19. Les requérants soulignent que la durée de l'exécution a été excessive et imputable aux autorités internes.
20. En l'espèce, la Cour observe que, par le jugement du 6 novembre 2001, devenu définitif par un arrêt du tribunal départemental du 28 mai 2002, le tribunal avait ordonné à la mairie de faire une proposition afin que le préfet puisse délivrer un ordre leur attribuant la propriété du terrain réclamé.
21. Toutefois, elle observe que la décision judiciaire litigieuse n'a été exécutée que le 18 janvier 2007, soit avec un retard de plus de quatre ans et sept mois, qui, au vu de la jurisprudence de la Cour en la matière, ne saurait être considéré comme raisonnable (Dorneanu c. Roumanie, no 1818/02, § 52, 26 juillet 2007, et Becciu c. Moldova, no 32347/04, § 28, 13 novembre 2007).
22. La Cour ne saurait se rallier aux arguments du Gouvernement attachant de l'importance aux conclusions de la mairie sur le droit des requérants à se voir attribuer le terrain en question, dans la mesure où le jugement définitif du 6 novembre 2001 mettait à sa charge l'obligation de faire une proposition sans qu'elle soit appelée à se prononcer sur le bien-fondé de la demande des intéressés.
23. Après avoir examiné tous les éléments qui lui ont été soumis, la Cour estime que l'Etat n'a pas déployé tous les efforts nécessaires afin de faire exécuter avec célérité la décision judiciaire favorable aux requérants.
24. Partant, il y a eu violation de l'article 6 § 1 de la Convention.

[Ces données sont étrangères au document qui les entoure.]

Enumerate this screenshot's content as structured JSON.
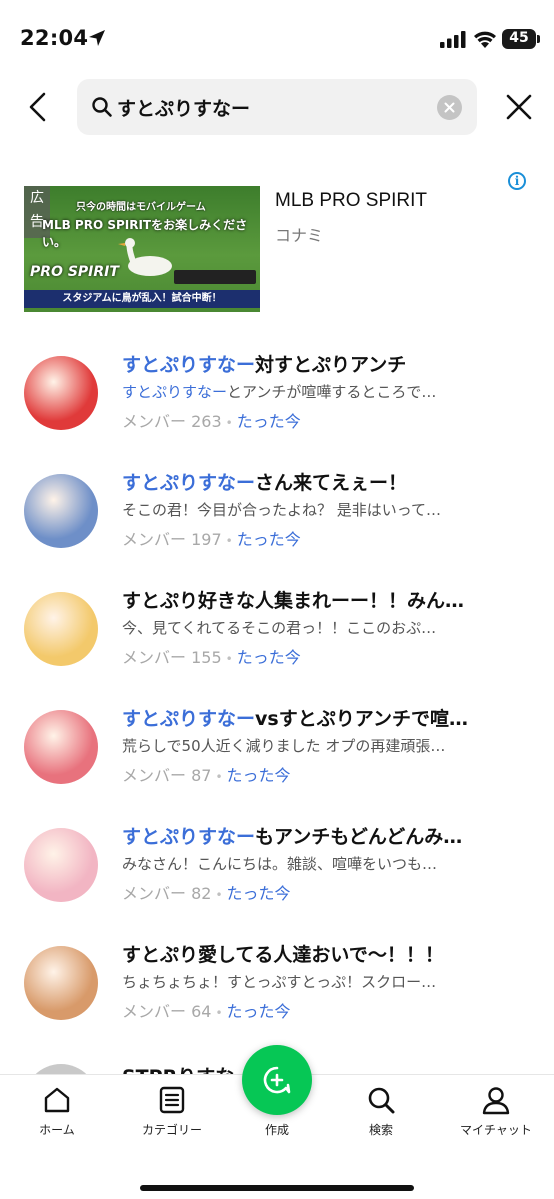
{
  "status_bar": {
    "time": "22:04",
    "battery": "45",
    "icons": [
      "location-arrow-icon",
      "cellular-signal-icon",
      "wifi-icon",
      "battery-icon"
    ]
  },
  "search": {
    "query": "すとぷりすなー",
    "icons": [
      "back-chevron-icon",
      "search-icon",
      "clear-icon",
      "close-x-icon"
    ]
  },
  "ad": {
    "badge": "広告",
    "image_caption": "只今の時間はモバイルゲーム",
    "image_headline": "MLB PRO SPIRITをお楽しみください。",
    "image_logo": "PRO SPIRIT",
    "image_banner": "スタジアムに鳥が乱入！試合中断！",
    "title": "MLB PRO SPIRIT",
    "sponsor": "コナミ",
    "info_icon": "info-icon"
  },
  "results": [
    {
      "title_highlight": "すとぷりすなー",
      "title_rest": "対すとぷりアンチ",
      "desc_highlight": "すとぷりすなー",
      "desc_rest": "とアンチが喧嘩するところで…",
      "members_label": "メンバー 263",
      "time": "たった今",
      "avatar_color": "#e03a3a"
    },
    {
      "title_highlight": "すとぷりすなー",
      "title_rest": "さん来てえぇー！",
      "desc_highlight": "",
      "desc_rest": "そこの君！今目が合ったよね？ 是非はいって…",
      "members_label": "メンバー 197",
      "time": "たった今",
      "avatar_color": "#6e8fc8"
    },
    {
      "title_highlight": "",
      "title_rest": "すとぷり好きな人集まれーー！！みん…",
      "desc_highlight": "",
      "desc_rest": "今、見てくれてるそこの君っ！！ここのおぷ…",
      "members_label": "メンバー 155",
      "time": "たった今",
      "avatar_color": "#f3c96b"
    },
    {
      "title_highlight": "すとぷりすなー",
      "title_rest": "vsすとぷりアンチで喧…",
      "desc_highlight": "",
      "desc_rest": "荒らしで50人近く減りました オプの再建頑張…",
      "members_label": "メンバー 87",
      "time": "たった今",
      "avatar_color": "#e8727d"
    },
    {
      "title_highlight": "すとぷりすなー",
      "title_rest": "もアンチもどんどんみ…",
      "desc_highlight": "",
      "desc_rest": "みなさん！こんにちは。雑談、喧嘩をいつも…",
      "members_label": "メンバー 82",
      "time": "たった今",
      "avatar_color": "#f2b5c3"
    },
    {
      "title_highlight": "",
      "title_rest": "すとぷり愛してる人達おいで〜！！！",
      "desc_highlight": "",
      "desc_rest": "ちょちょちょ！すとっぷすとっぷ！スクロー…",
      "members_label": "メンバー 64",
      "time": "たった今",
      "avatar_color": "#d89a6a"
    }
  ],
  "partial_result_title": "STPRりすな…",
  "fab": {
    "label": "作成",
    "icon": "chat-plus-icon"
  },
  "nav": [
    {
      "label": "ホーム",
      "icon": "home-icon"
    },
    {
      "label": "カテゴリー",
      "icon": "category-list-icon"
    },
    {
      "label": "作成",
      "icon": "create-icon"
    },
    {
      "label": "検索",
      "icon": "search-icon"
    },
    {
      "label": "マイチャット",
      "icon": "person-icon"
    }
  ],
  "colors": {
    "accent_green": "#06c755",
    "highlight_blue": "#3b6ed8",
    "meta_gray": "#a8a8a8"
  }
}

25. Eu égard au constat susmentionné, la Cour estime qu'il n'y a pas lieu d'examiner séparément s'il y a également eu, en l'espèce, violation de l'article 1 du Protocole no 1 (voir, mutatis mutandis, Valentin Dumitrescu c. Roumanie, no 36820/02, § 70, 1er avril 2008). Cette conclusion dispense par ailleurs la Cour de se prononcer sur l'exception soulevée par le Gouvernement quant à l'applicabilité ratione materiae de l'article susmentionné (Moschopoulos-Veïnoglou et autres c. Grèce, no 32636/05, § 35, 18 octobre 2007).

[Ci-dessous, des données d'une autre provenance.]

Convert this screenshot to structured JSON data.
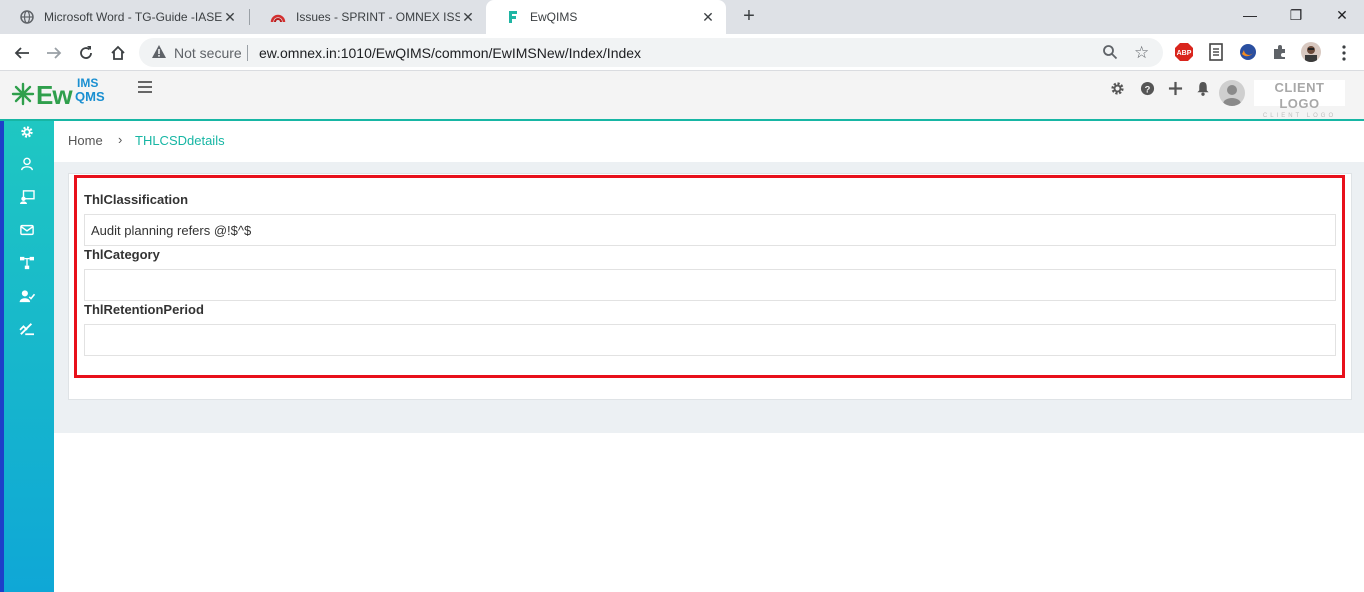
{
  "browser": {
    "tabs": [
      {
        "title": "Microsoft Word - TG-Guide -IASE",
        "icon": "globe-icon"
      },
      {
        "title": "Issues - SPRINT - OMNEX ISSUE T",
        "icon": "jira-icon"
      },
      {
        "title": "EwQIMS",
        "icon": "ewqims-icon"
      }
    ],
    "active_tab": 2,
    "address": {
      "security_label": "Not secure",
      "url": "ew.omnex.in:1010/EwQIMS/common/EwIMSNew/Index/Index"
    },
    "extensions": [
      "abp-icon",
      "document-icon",
      "firefox-like-icon",
      "puzzle-icon",
      "profile-avatar"
    ]
  },
  "app": {
    "logo": {
      "ew": "Ew",
      "ims": "IMS",
      "qms": "QMS"
    },
    "header_icons": [
      "gear-icon",
      "help-icon",
      "plus-icon",
      "bell-icon",
      "user-avatar"
    ],
    "client_logo": {
      "line1": "CLIENT LOGO",
      "line2": "CLIENT LOGO"
    },
    "sidebar_icons": [
      "settings-icon",
      "user-icon",
      "monitor-user-icon",
      "mail-icon",
      "hierarchy-icon",
      "user-check-icon",
      "tools-icon"
    ],
    "breadcrumb": {
      "home": "Home",
      "separator": "›",
      "current": "THLCSDdetails"
    },
    "fields": [
      {
        "label": "ThlClassification",
        "value": "Audit planning refers @!$^$"
      },
      {
        "label": "ThlCategory",
        "value": ""
      },
      {
        "label": "ThlRetentionPeriod",
        "value": ""
      }
    ]
  },
  "colors": {
    "accent": "#17b6a4",
    "highlight_border": "#e8101b",
    "sidebar_top": "#1fc7c2",
    "sidebar_bottom": "#0fa7d6"
  }
}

II. SUR L'APPLICATION DE L'ARTICLE 41 DE LA CONVENTION
26. Aux termes de l'article 41 de la Convention,
« Si la Cour déclare qu'il y a eu violation de la Convention ou de ses Protocoles, et si le droit interne de la Haute Partie contractante ne permet d'effacer qu'imparfaitement les conséquences de cette violation, la Cour accorde à la partie lésée, s'il y a lieu, une satisfaction équitable. »
A. Dommage
27. Les requérants réclament 31 200 euros (EUR) au titre du préjudice matériel, montant qui représente une indemnisation pour le défaut de jouissance du terrain, calculé selon un loyer moyen de 500 EUR par mois. Les intéressés demandent également la réparation du préjudice moral, sans avancer un montant précis à cet égard.
28. Le Gouvernement observe que les requérants n'ont pas étayé leurs prétentions visant la réparation du préjudice matériel prétendument subi et prie la Cour de rejeter cette demande. S'agissant du dommage moral, il estime qu'un constat de violation suffirait pour réparer le préjudice moral allégué.

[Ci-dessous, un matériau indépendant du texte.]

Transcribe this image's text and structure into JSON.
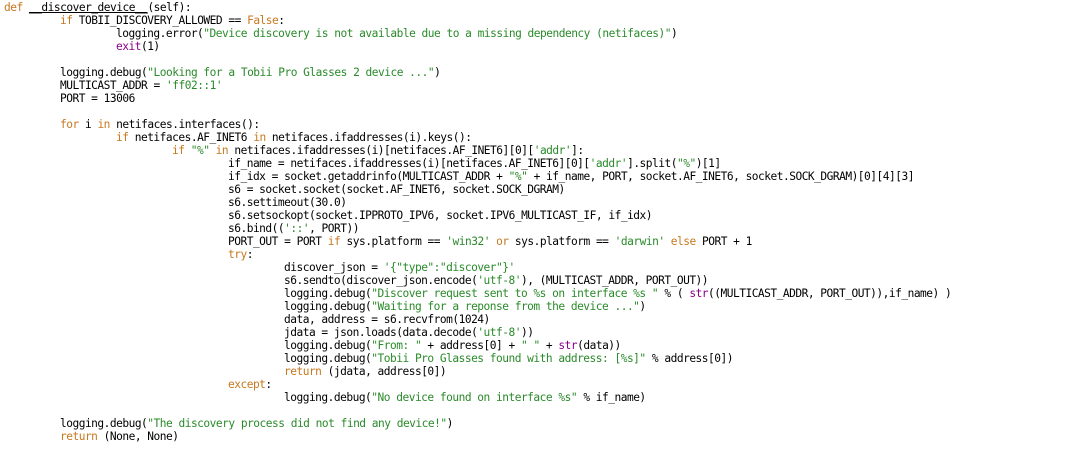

29. La Cour rappelle que la seule base à retenir pour l'octroi d'une satisfaction équitable réside en raison de la durée de la non-exécution du jugement du 6 novembre 2001. Partant, elle rejette la demande quant au préjudice matériel subi. En revanche, elle estime que le retard dans l'exécution dudit jugement a dû causer aux intéressés un état d'incertitude et de frustration qu'un simple constat de violation ne suffit pas à réparer. La Cour considère donc qu'il y a lieu d'octroyer à chacun des requérants 4 000 EUR au titre du préjudice moral.
B. Frais et dépens
30. Les requérants demandent le remboursement des frais et dépens, affirmant qu'ils ont été contraints d'engager des crédits afin de se permettre de payer les frais d'avocat nécessaires.
31. Le Gouvernement observe que les intéressés n'ont pas chiffré leurs prétentions ni fourni de justificatifs à ce titre et, par conséquent, prie la Cour de rejeter cette demande.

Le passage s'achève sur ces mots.